Die Berühmtheit des Komponisten zeitigte auch amouröse Folgen. Myslivečeks Liebesaffaire mit der begehrten Primadonna Lucrezia Aguiari war Tagesgespräch in den kulturellen Zirkeln, nicht minder seine folgenden Tändeleien mit ausnehmend schönen Damen des Opernbetriebs.
Doch forderte die erotische Freizügigkeit ihren Tribut. Mysliveček litt an der Syphilis, die katastrophalen Folgen für ihn hatte. Die ärztliche Behandlung, der er sich unterzog, war unzureichend und zog eine schwere Entstellung des Gesichts nach sich. Wir lesen darüber in einem Brief Mozart, der anläßlich seiner Reise nach München begegnete und im Oktober 1777 schrieb:
Wenn sein gesicht nicht wäre, so wäre er völlig der nämliche; voll feüer, geist und leben ... ganz München redet von seinem oratorio, Abramo und Isacco, so er hier produciert hat.Zurück in Italien war Mysliveček noch eine Zeitlang in Neapel erfolgreich, ging dann über Venedig und Mailand nach Rom, wo er, krank und durch allzu verschwenderischen Lebenswandel verarmt, elend zugrunde ging.
Seine Gabe, für Stimmen angenehm zu schreiben, hielt Mysliveček davon ab, sich um dramaturgisches Raffinement zu sorgen. Die Sänge wie das Publikum liebten seine Musik, die sich formal vollkommen an das althergebrachte Schema der Opera seria hielt. Nur in seinen oratorischen Werke sucht Mysliveček nach moderneren Ausdrucksmitteln, die ihn hie und da in die Nähe Mozarts rücken. (Christoph Spering hat die beachtliche Passionsmusik für CD eingespielt.)

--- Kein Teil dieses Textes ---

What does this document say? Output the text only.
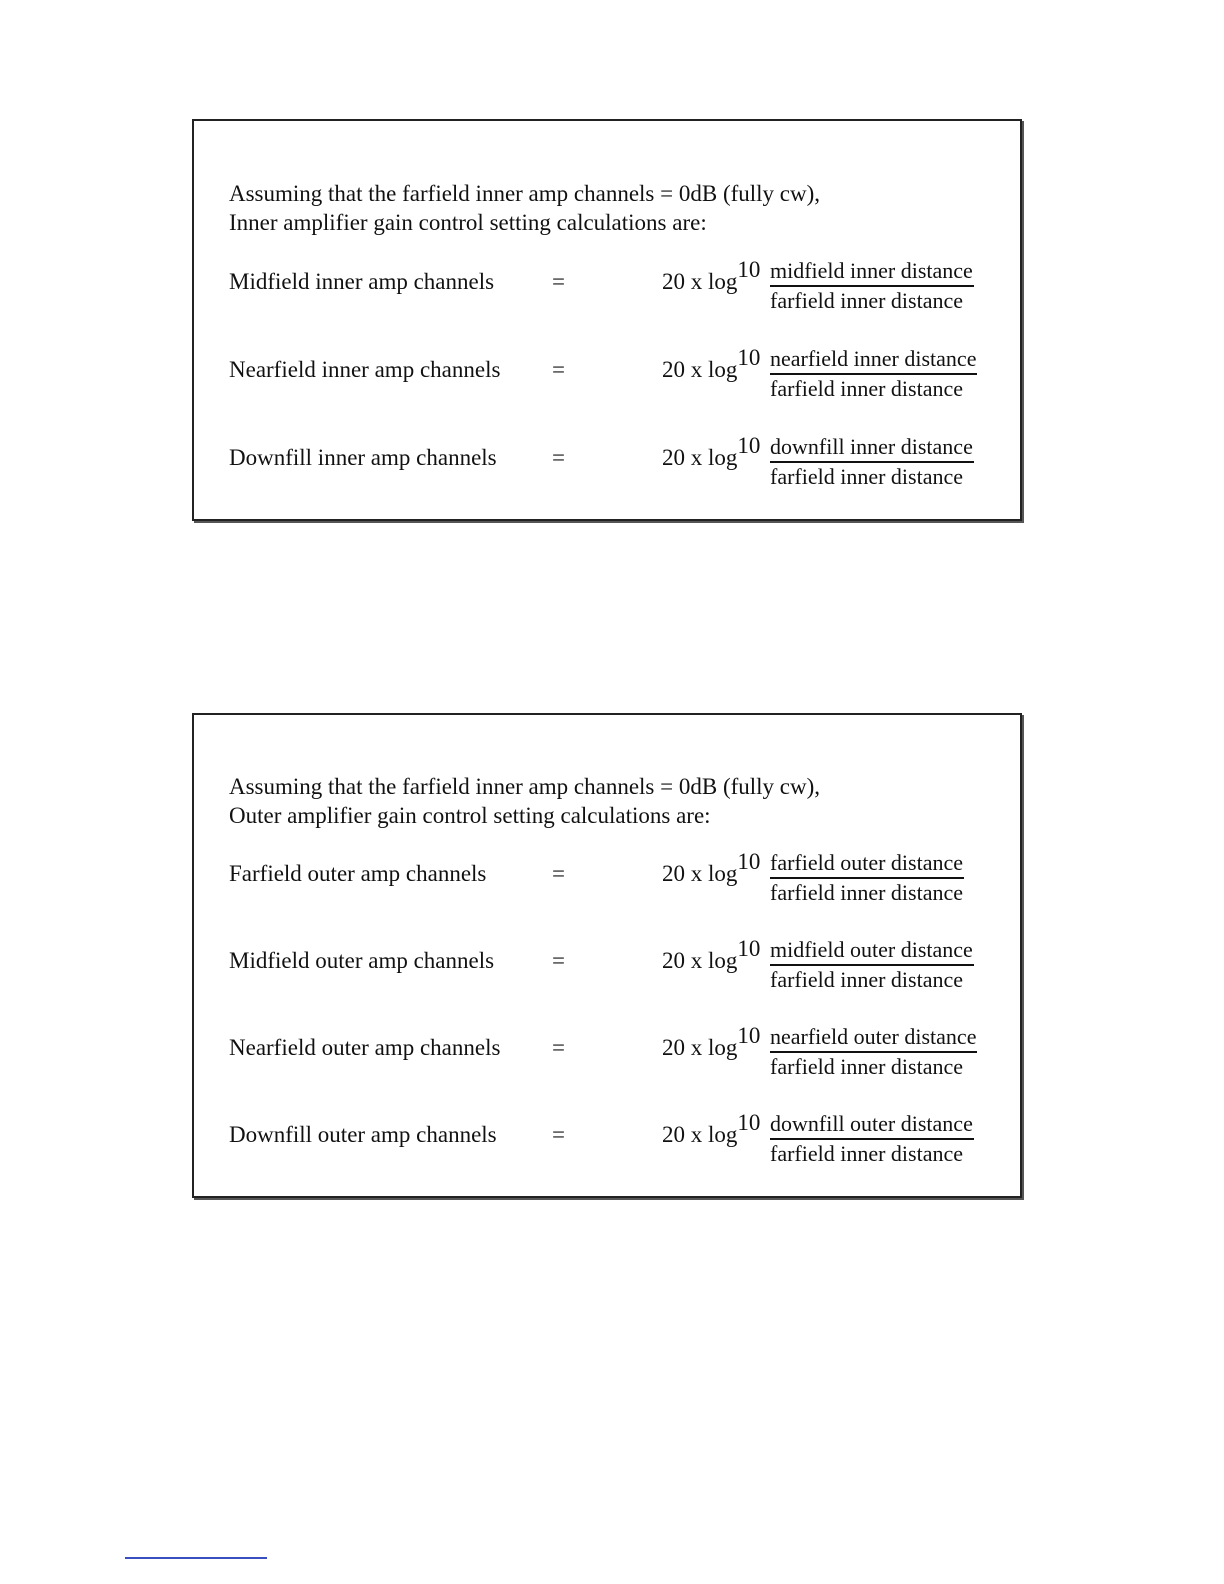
Assuming that the farfield inner amp channels = 0dB (fully cw),
Inner amplifier gain control setting calculations are:
Midfield inner amp channels	=	20 x log10 midfield inner distance
farfield inner distance
Nearfield inner amp channels =	20 x log10 nearfield inner distance
farfield inner distance
Downfill inner amp channels =	20 x log10 downfill inner distance
farfield inner distance
Assuming that the farfield inner amp channels = 0dB (fully cw),
Outer amplifier gain control setting calculations are:
Farfield outer amp channels	=	20 x log10 farfield outer distance
farfield inner distance
Midfield outer amp channels	=	20 x log10 midfield outer distance
farfield inner distance
Nearfield outer amp channels =	20 x log10 nearfield outer distance
farfield inner distance
Downfill outer amp channels =	20 x log10 downfill outer distance
farfield inner distance
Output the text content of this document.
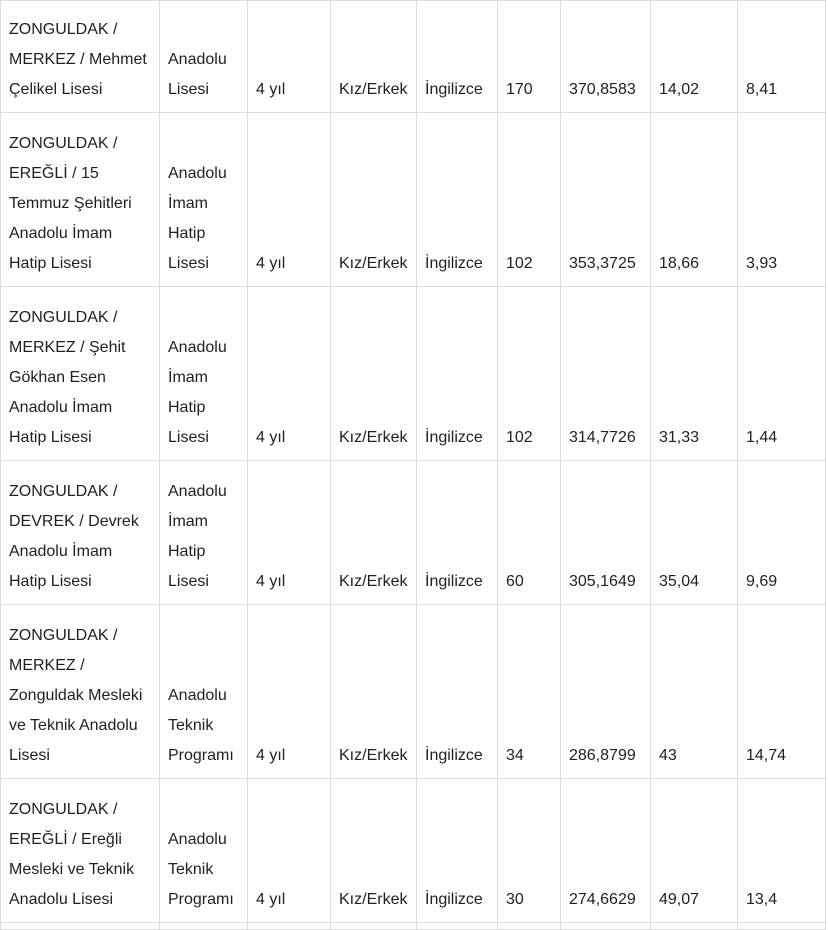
ZONGULDAK / MERKEZ / Mehmet Çelikel Lisesi	Anadolu Lisesi	4 yıl	Kız/Erkek	İngilizce	170	370,8583	14,02	8,41
ZONGULDAK / EREĞLİ / 15 Temmuz Şehitleri Anadolu İmam Hatip Lisesi	Anadolu İmam Hatip Lisesi	4 yıl	Kız/Erkek	İngilizce	102	353,3725	18,66	3,93
ZONGULDAK / MERKEZ / Şehit Gökhan Esen Anadolu İmam Hatip Lisesi	Anadolu İmam Hatip Lisesi	4 yıl	Kız/Erkek	İngilizce	102	314,7726	31,33	1,44
ZONGULDAK / DEVREK / Devrek Anadolu İmam Hatip Lisesi	Anadolu İmam Hatip Lisesi	4 yıl	Kız/Erkek	İngilizce	60	305,1649	35,04	9,69
ZONGULDAK / MERKEZ / Zonguldak Mesleki ve Teknik Anadolu Lisesi	Anadolu Teknik Programı	4 yıl	Kız/Erkek	İngilizce	34	286,8799	43	14,74
ZONGULDAK / EREĞLİ / Ereğli Mesleki ve Teknik Anadolu Lisesi	Anadolu Teknik Programı	4 yıl	Kız/Erkek	İngilizce	30	274,6629	49,07	13,4
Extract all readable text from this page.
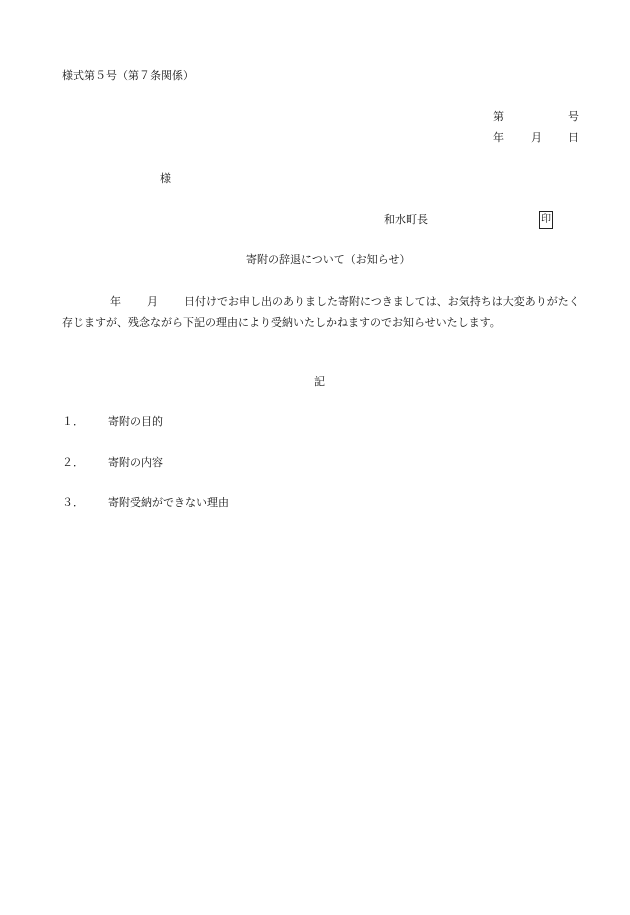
様式第５号（第７条関係）
第	号
年 月 日
様
和水町長	印
寄附の辞退について（お知らせ）
年 月 日付けでお申し出のありました寄附につきましては、お気持ちは大変ありがたく存じますが、残念ながら下記の理由により受納いたしかねますのでお知らせいたします。
記
１． 寄附の目的
２． 寄附の内容
３． 寄附受納ができない理由
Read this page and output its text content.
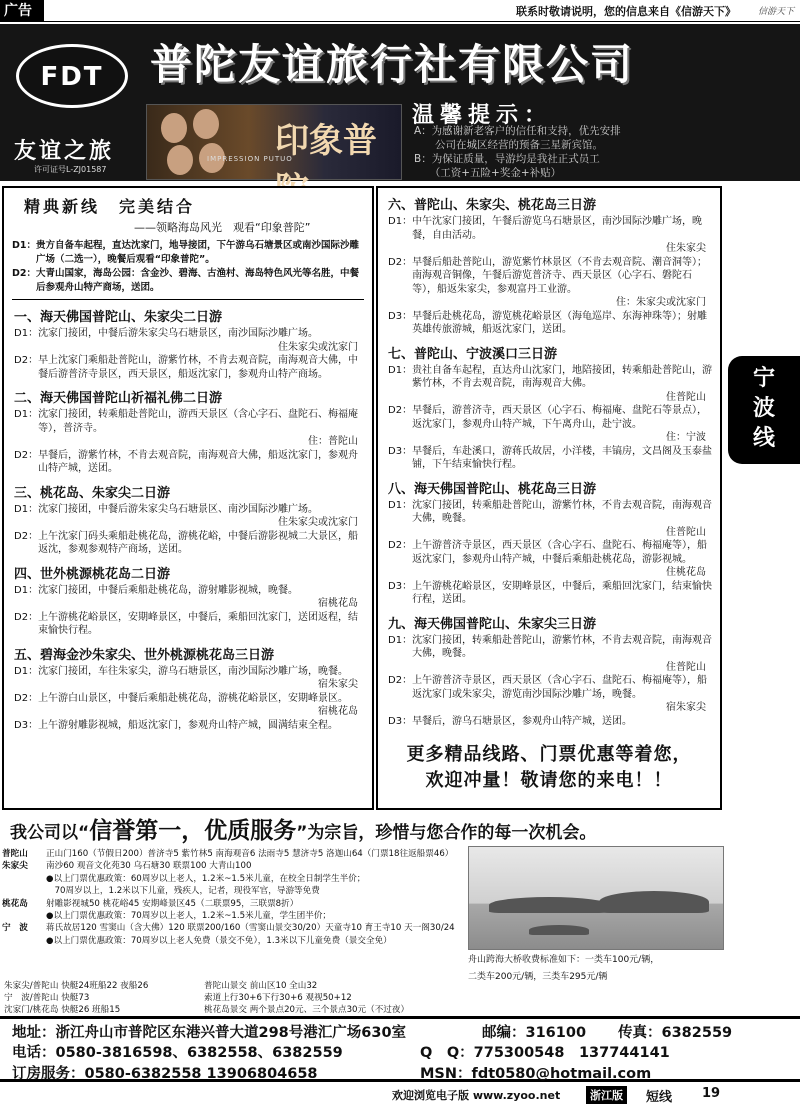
广告	联系时敬请说明，您的信息来自《信游天下》 信游天下
FDT
友谊之旅
许可证号L-ZJ01587
普陀友谊旅行社有限公司
印象普
IMPRESSION PUTUO
温馨提示：
A：为感谢新老客户的信任和支持，优先安排
　　公司在城区经营的预备三星新宾馆。
B：为保证质量，导游均是我社正式员工
　　（工资+五险+奖金+补贴）
精典新线　完美结合
——领略海岛风光　观看“印象普陀”
D1： 贵方自备车起程，直达沈家门，地导接团，下午游乌石塘景区或南沙国际沙雕广场（二选一），晚餐后观看“印象普陀”。
D2： 大青山国家，海岛公园：含金沙、碧海、古渔村、海岛特色风光等名胜，中餐后参观舟山特产商场，送团。
一、海天佛国普陀山、朱家尖二日游
D1： 沈家门接团，中餐后游朱家尖乌石塘景区，南沙国际沙雕广场。
住朱家尖或沈家门
D2： 早上沈家门乘船赴普陀山，游紫竹林，不肯去观音院，南海观音大佛，中餐后游普济寺景区，西天景区，船返沈家门，参观舟山特产商场。
二、海天佛国普陀山祈福礼佛二日游
D1： 沈家门接团，转乘船赴普陀山，游西天景区（含心字石、盘陀石、梅福庵等），普济寺。
住：普陀山
D2： 早餐后，游紫竹林，不肯去观音院，南海观音大佛，船返沈家门，参观舟山特产城，送团。
三、桃花岛、朱家尖二日游
D1： 沈家门接团，中餐后游朱家尖乌石塘景区、南沙国际沙雕广场。
住朱家尖或沈家门
D2： 上午沈家门码头乘船赴桃花岛，游桃花峪，中餐后游影视城二大景区，船返沈，参观参观特产商场，送团。
四、世外桃源桃花岛二日游
D1： 沈家门接团，中餐后乘船赴桃花岛，游射雕影视城，晚餐。
宿桃花岛
D2： 上午游桃花峪景区，安期峰景区，中餐后，乘船回沈家门，送团返程，结束愉快行程。
五、碧海金沙朱家尖、世外桃源桃花岛三日游
D1： 沈家门接团，车往朱家尖，游乌石塘景区，南沙国际沙雕广场，晚餐。
宿朱家尖
D2： 上午游白山景区，中餐后乘船赴桃花岛，游桃花峪景区，安期峰景区。
宿桃花岛
D3： 上午游射雕影视城，船返沈家门，参观舟山特产城，圆满结束全程。
六、普陀山、朱家尖、桃花岛三日游
D1： 中午沈家门接团，午餐后游览乌石塘景区，南沙国际沙雕广场，晚餐，自由活动。
住朱家尖
D2： 早餐后船赴普陀山，游览紫竹林景区（不肯去观音院、潮音洞等）；南海观音铜像，午餐后游览普济寺、西天景区（心字石、磐陀石等），船返朱家尖，参观富丹工业游。
住：朱家尖或沈家门
D3： 早餐后赴桃花岛，游览桃花峪景区（海龟巡岸、东海神珠等）；射雕英雄传旅游城，船返沈家门，送团。
七、普陀山、宁波溪口三日游
D1： 贵社自备车起程，直达舟山沈家门，地陪接团，转乘船赴普陀山，游紫竹林，不肯去观音院，南海观音大佛。
住普陀山
D2： 早餐后，游普济寺，西天景区（心字石、梅福庵、盘陀石等景点），返沈家门，参观舟山特产城，下午离舟山，赴宁波。
住：宁波
D3： 早餐后，车赴溪口，游蒋氏故居，小洋楼，丰镐房，文昌阁及玉泰盐铺，下午结束愉快行程。
八、海天佛国普陀山、桃花岛三日游
D1： 沈家门接团，转乘船赴普陀山，游紫竹林，不肯去观音院，南海观音大佛，晚餐。
住普陀山
D2： 上午游普济寺景区，西天景区（含心字石、盘陀石、梅福庵等），船返沈家门，参观舟山特产城，中餐后乘船赴桃花岛，游影视城。
住桃花岛
D3： 上午游桃花峪景区，安期峰景区，中餐后，乘船回沈家门，结束愉快行程，送团。
九、海天佛国普陀山、朱家尖三日游
D1： 沈家门接团，转乘船赴普陀山，游紫竹林，不肯去观音院，南海观音大佛，晚餐。
住普陀山
D2： 上午游普济寺景区，西天景区（含心字石、盘陀石、梅福庵等），船返沈家门或朱家尖，游览南沙国际沙雕广场，晚餐。
宿朱家尖
D3： 早餐后，游乌石塘景区，参观舟山特产城，送团。
更多精品线路、门票优惠等着您，
欢迎冲量！敬请您的来电！！
宁
波
线
我公司以“信誉第一，优质服务”为宗旨，珍惜与您合作的每一次机会。
普陀山	正山门160（节假日200）普济寺5 紫竹林5 南海观音6 法雨寺5 慧济寺5 洛迦山64（门票18往返船票46）
朱家尖	南沙60 观音文化苑30 乌石塘30 联票100 大青山100
●以上门票优惠政策：60周岁以上老人，1.2米~1.5米儿童，在校全日制学生半价；
　70周岁以上，1.2米以下儿童，残疾人，记者，现役军官，导游等免费
桃花岛	射雕影视城50 桃花峪45 安期峰景区45（二联票95，三联票8折）
●以上门票优惠政策：70周岁以上老人，1.2米~1.5米儿童，学生团半价；
宁　波	蒋氏故居120 雪窦山（含大佛）120 联票200/160（雪窦山景交30/20）天童寺10 育王寺10 天一阁30/24
●以上门票优惠政策：70周岁以上老人免费（景交不免），1.3米以下儿童免费（景交全免）
朱家尖/普陀山 快艇24班船22 夜船26	普陀山景交 前山区10 全山32
宁　波/普陀山 快艇73	索道上行30+6下行30+6 观视50+12
沈家门/桃花岛 快艇26 班船15	桃花岛景交 两个景点20元、三个景点30元（不过夜）
舟山跨海大桥收费标准如下：一类车100元/辆，
二类车200元/辆，三类车295元/辆
地址：浙江舟山市普陀区东港兴普大道298号港汇广场630室	邮编：316100 传真：6382559
电话：0580-3816598、6382558、6382559	Q　Q：775300548　137744141
订房服务：0580-6382558 13906804658	MSN：fdt0580@hotmail.com
欢迎浏览电子版 www.zyoo.net	浙江版	短线 19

Mozart war von Myslivečeks Musik durchaus angetan und schrieb über seine Sonaten an die Salzburger Familie:
sie sind ganz leicht und gut ins gehör. mein rath wäre, meine schwester ... solle sie mit vieller expreßion, gusto und feüer spielten, und auswendig lernen. Denn das sind Sonaten welche allen leüten gefallen müssen, leicht auswendig zu lernen sind, und aufsehen machen, wenn man sie mit gehöriger Precision spiellt.Dankbar sind auch die Instrumentalkonzerte Myslivečeks, die sich vor allem durch ihre lyrischen Mittelsätze, die meist an Instrumentalversionen von Opernarien erinnern. In den Ecksätzen verläßt sich der Komponist hingegen ebensosehr auf seine melodische Erfindungsgabe und mißt der motivischen Verarbeitungstechnik, an der schon die Zeitgenossen die Qualität der Instrumentalmusik zu messen begannen, weniger Gewicht zu.